We will explore and contrast two different sets of services provided
to filesystems, the page cache and the directory entry cache.
The page cache
Filesystems generally want to make use of read-ahead and write-behind.
When possible, data should be read from storage before it is needed so
that, when it is needed, it is already available, and once it has been
read, it is good to keep it around in case, as is fairly common, it is
needed again. Similarly, there are benefits from delaying writes a
little, so that throughput to the device can be evened out and
applications don't need to wait for writeout to complete.
Both of these features are provided by the page cache, which is
largely implemented by mm/filemap.c and mm/page-writeback.c.
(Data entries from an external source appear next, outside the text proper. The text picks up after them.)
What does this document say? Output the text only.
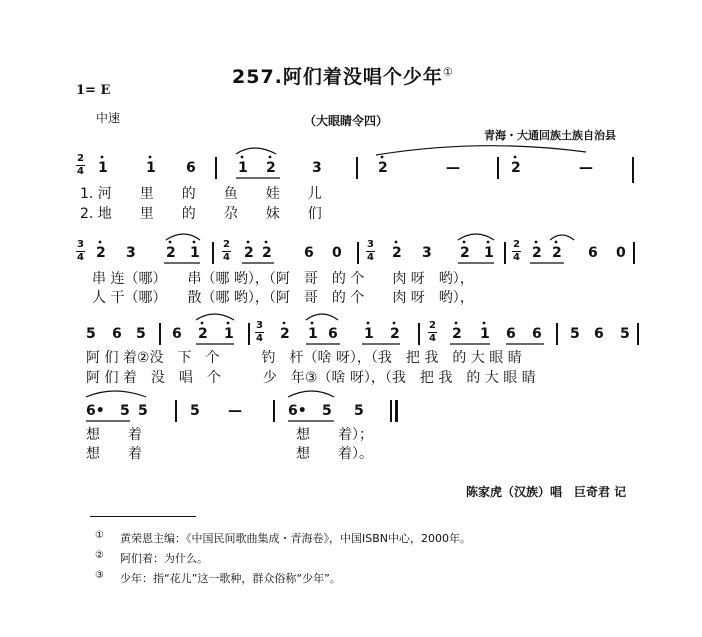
257.阿们着没唱个少年①
1= E
中速	（大眼睛令四）
青海・大通回族土族自治县
2
4 1	1 6	1 2	3	2	—	2	—
1. 河　　里　　的　　鱼　　娃　　儿
2. 地　　里　　的　　尕　　妹　　们
3
4 2 3 2 1
2
4 2 2 6 0
3
4 2 3 2 1
2
4 2 2 6 0
串 连（哪）　　串（哪 哟），（阿　哥　的 个　　肉 呀　哟），
人 干（哪）　　散（哪 哟），（阿　哥　的 个　　肉 呀　哟），
5 6 5 6 2 1
3
4 2 1 6 1 2
2
4 2 1 6 6 5 6 5
阿 们 着②没　下　个　　　钓　杆（啥 呀），（我　把 我　的 大 眼 睛
阿 们 着　没　唱　个　　　少　年③（啥 呀），（我　把 我　的 大 眼 睛
6• 5 5	5 —	6• 5 5
想　　着　　　　　　　　　　　想　　着）；
想　　着　　　　　　　　　　　想　　着）。
陈家虎（汉族）唱　巨奇君 记
① 黄荣恩主编：《中国民间歌曲集成・青海卷》，中国ISBN中心，2000年。
② 阿们着：为什么。
③ 少年：指“花儿”这一歌种，群众俗称“少年”。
In its simplest form a filesystem provides the page cache with an
object called an address_space which has, in its
address_space_operations, routines to read and write a single page.
The page cache then provides operations that can be used as
file_operations to provide the abstraction of a file that must be
provided to the VFS top layer.
If you look at the file_operations for a regular file in ext3, we
see:
const struct file_operations ext3_file_operations = {
.llseek = generic_file_llseek,
.read = do_sync_read,
.write = do_sync_write,
.aio_read = generic_file_aio_read,
.aio_write = ext3_file_write,
.unlocked_ioctl = ext3_ioctl,
#ifdef CONFIG_COMPAT
.compat_ioctl = ext3_compat_ioctl,
#endif
.mmap = generic_file_mmap,
.open = generic_file_open,
.release = ext3_release_file,
.fsync = ext3_sync_file,
.splice_read = generic_file_splice_read,
.splice_write = generic_file_splice_write,
};
Eight of the thirteen operations are generic functions provided by the
page cache. Of the remaining five, the two ioctl() operations and
the release()
operation require implementations specific to the filesystem;
ext3_file_write() and ext3_sync_file are moderately sized wrappers
around generic functions provided by the page cache.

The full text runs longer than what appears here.